In this talk, I will cover three topics: 1) The NVIDIA Tesla Architecture, 2) The CUDA programming language, and 3) and recent work on N-Body simulation, concluding with examples of similarly accelerated computing for broader audiences. The Tesla Architecture supports both graphics and non-graphics computation, using an array of custom processors on a single chip. The programming model is neither SIMD nor MIMD, but somewhere in between, where we can exploit the advantages of each. The current performance part has 240 processors running at 1.3 - 1.6 GHz. With dual-issue capabilities, this places the peak performance over 1 TFLOP. CUDA is the C programming language with a few extensions for programming the Tesla chips. These include thread launch/terminate, synchronization, sharing, and atomic operations.
In a collaborative effort with Jan Prins (UNC CS) and Mark Harris (NVIDIA), we have written an N-Body simulator using CUDA that runs on Tesla hardware. We achieve a sustained computational rate over 400 GFLOPS, or 30k bodies interacting at nearly 30 steps/second. This is substantially faster than any conventional CPU, as the core of the computation relies on 1/sqrt(x), which is implmented as an optimized instruction, because it is required in graphics (and physics) for normalizing vectors. I'll summarize with thoughts about the availability of accelerated computing.

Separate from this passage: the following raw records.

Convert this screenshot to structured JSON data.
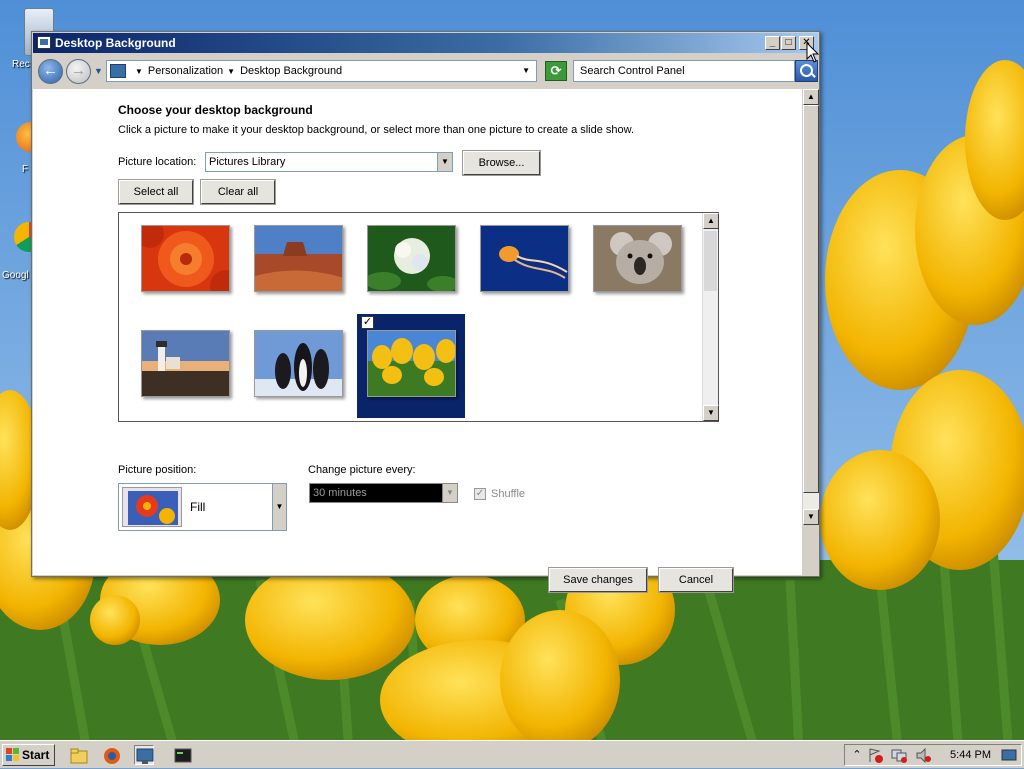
{
  "desktop": {
    "icons": [
      {
        "label": "Rec",
        "name": "recycle-bin"
      },
      {
        "label": "F",
        "name": "firefox-shortcut"
      },
      {
        "label": "Googl",
        "name": "google-chrome-shortcut"
      }
    ]
  },
  "window": {
    "title": "Desktop Background",
    "caption_buttons": {
      "minimize": "_",
      "maximize": "□",
      "close": "✕"
    }
  },
  "address_bar": {
    "breadcrumb": [
      "Personalization",
      "Desktop Background"
    ],
    "search_placeholder": "Search Control Panel"
  },
  "main": {
    "heading": "Choose your desktop background",
    "instruction": "Click a picture to make it your desktop background, or select more than one picture to create a slide show.",
    "picture_location_label": "Picture location:",
    "picture_location_value": "Pictures Library",
    "browse_button": "Browse...",
    "select_all_button": "Select all",
    "clear_all_button": "Clear all",
    "pictures": [
      {
        "name": "Chrysanthemum",
        "selected": false,
        "icon": "red-flower"
      },
      {
        "name": "Desert",
        "selected": false,
        "icon": "desert"
      },
      {
        "name": "Hydrangeas",
        "selected": false,
        "icon": "white-flowers"
      },
      {
        "name": "Jellyfish",
        "selected": false,
        "icon": "jellyfish"
      },
      {
        "name": "Koala",
        "selected": false,
        "icon": "koala"
      },
      {
        "name": "Lighthouse",
        "selected": false,
        "icon": "lighthouse"
      },
      {
        "name": "Penguins",
        "selected": false,
        "icon": "penguins"
      },
      {
        "name": "Tulips",
        "selected": true,
        "icon": "yellow-tulips"
      }
    ],
    "picture_position_label": "Picture position:",
    "picture_position_value": "Fill",
    "change_picture_label": "Change picture every:",
    "change_picture_value": "30 minutes",
    "shuffle_label": "Shuffle",
    "shuffle_checked": true,
    "save_button": "Save changes",
    "cancel_button": "Cancel"
  },
  "taskbar": {
    "start_label": "Start",
    "clock": "5:44 PM"
  },
  "colors": {
    "title_bar": "#0a246a",
    "selection": "#0a246a",
    "taskbar": "#d4d0c8"
  }
}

Lars Nyland is a senior architect in the compute group at NVIDIA, where he designs, develops and tests architectural features to support non-traditional uses of graphics processors. Prior to joining NVIDIA, Lars was an associate professor of computer science at the Colorado School of Mines in Golden, Colorado. He ran the Thunder Graphics Lab, where demanding computational applications were coupled with immersive, 3D graphics. Prior to that, he was a member of the research faculty at UNC, Chapel Hill, where he was a member of the high-performance computing and image-based rendering groups. Some notable achievements were the development of the DeltaSphere scene digitizer and its use at Monticello to provide an immersive experience for visitors to the New Orleans Museum of Art's Jefferson and Napoleon exhibit. He also spent considerable time studying N-Body algorithms, parallelizing N-Body algorithms for Molecular Dynamics, and parallel programming languages. Lars earned his PhD at Duke University in 1991 under the direction of John Reif, exploring high-level parallel programming languages.